The survey revealed that organisations allocate budgets primarily for Data Leakage Prevention (DLP) and Governance, Risk, and Compliance (GRC), both at 50%, followed by employee training at 46%. Regarding investment in technology related to PDPA compliance, organisations prioritised DLP at 57%, Consent/Preference Management at 55%, and Privilege Access Management at 54%. 

67% of organisations identified technology implementation as the primary challenge in PDPA compliance, followed by employee knowledge at 61% and the integration of new policies and business processes into business operations at 55%. The challenge of having sufficient personnel has increased significantly, rising from 13% to 48% in the latest survey results. When asked whether organisations have the required resources to support sustained PDPA compliance, 52% indicated that they utilise internal and external resources to support compliance, followed by 33% of organisations relying solely on internal resources.

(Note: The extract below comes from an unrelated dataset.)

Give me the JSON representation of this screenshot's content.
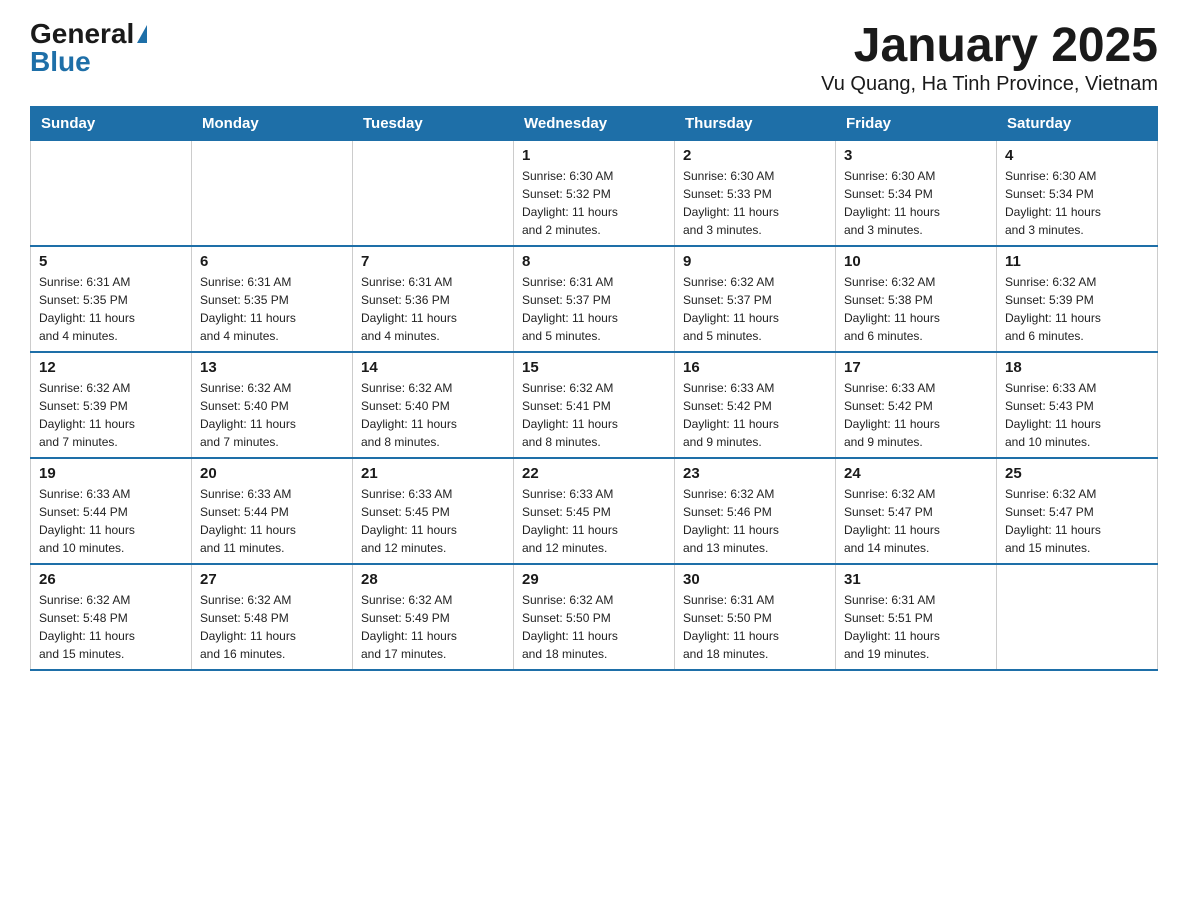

"After the PDPA has been in effect, the PDPC has issued related Notifications and Guidelines. Business operators, especially in the roles of Data Controllers, should stay vigilant to carefully observe the requirements under the Notifications and use the Guidelines to assist them in fulfilling their obligations due thereunder. Data controllers should closely monitor further announcements from the PDPC to stay on top of any important legal updates," said Mr Anthony Visate Loh, Partner, Tax and Legal Advisory Services, Deloitte Thailand.

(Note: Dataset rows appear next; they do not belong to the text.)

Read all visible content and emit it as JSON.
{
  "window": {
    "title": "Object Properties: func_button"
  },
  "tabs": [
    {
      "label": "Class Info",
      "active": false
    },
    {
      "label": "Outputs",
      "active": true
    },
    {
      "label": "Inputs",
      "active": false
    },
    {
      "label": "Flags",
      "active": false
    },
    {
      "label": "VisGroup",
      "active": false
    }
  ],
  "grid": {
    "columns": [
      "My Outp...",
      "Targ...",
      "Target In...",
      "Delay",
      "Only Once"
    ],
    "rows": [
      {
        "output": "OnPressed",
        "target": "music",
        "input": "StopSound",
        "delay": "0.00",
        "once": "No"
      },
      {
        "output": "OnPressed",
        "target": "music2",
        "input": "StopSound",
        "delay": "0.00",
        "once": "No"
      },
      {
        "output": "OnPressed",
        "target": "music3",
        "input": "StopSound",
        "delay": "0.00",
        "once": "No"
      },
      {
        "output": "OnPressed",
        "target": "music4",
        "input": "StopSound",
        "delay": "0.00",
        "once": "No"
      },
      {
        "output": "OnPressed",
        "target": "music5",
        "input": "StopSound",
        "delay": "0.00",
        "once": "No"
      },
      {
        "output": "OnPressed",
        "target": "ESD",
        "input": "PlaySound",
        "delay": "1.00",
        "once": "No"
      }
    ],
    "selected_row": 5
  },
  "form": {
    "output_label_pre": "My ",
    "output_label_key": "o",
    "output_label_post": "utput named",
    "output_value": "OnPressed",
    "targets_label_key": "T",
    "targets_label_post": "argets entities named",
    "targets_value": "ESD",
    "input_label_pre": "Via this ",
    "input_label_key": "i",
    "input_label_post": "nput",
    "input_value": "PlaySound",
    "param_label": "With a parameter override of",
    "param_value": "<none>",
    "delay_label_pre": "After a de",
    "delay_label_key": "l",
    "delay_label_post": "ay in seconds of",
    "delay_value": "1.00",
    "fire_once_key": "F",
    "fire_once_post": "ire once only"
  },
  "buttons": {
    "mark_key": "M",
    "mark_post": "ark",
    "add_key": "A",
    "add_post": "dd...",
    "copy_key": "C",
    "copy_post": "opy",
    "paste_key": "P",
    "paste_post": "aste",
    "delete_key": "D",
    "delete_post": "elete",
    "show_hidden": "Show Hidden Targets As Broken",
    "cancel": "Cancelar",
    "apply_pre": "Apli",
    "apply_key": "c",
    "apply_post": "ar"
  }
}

Somkrit Krishnamra, Partner, Risk Advisory Services, Deloitte Thailand, added, “While the survey results are encouraging, showing positive trends in data security, concerning stories of personal information crimes continue to surface. This highlights the need for continued vigilance. Effective prevention requires a multi-layered approach, encompassing people, processes, and technology working in unison.”

“Deloitte has continually surveyed organisational readiness for the Personal Data Protection Act, gathering executive perspectives to inform our understanding of current practices and future trends. This knowledge is instrumental in developing policies and strategies aligned with the evolving landscape,” said Narain Chutijirawong, Executive Director of Clients & Markets, Deloitte Thailand.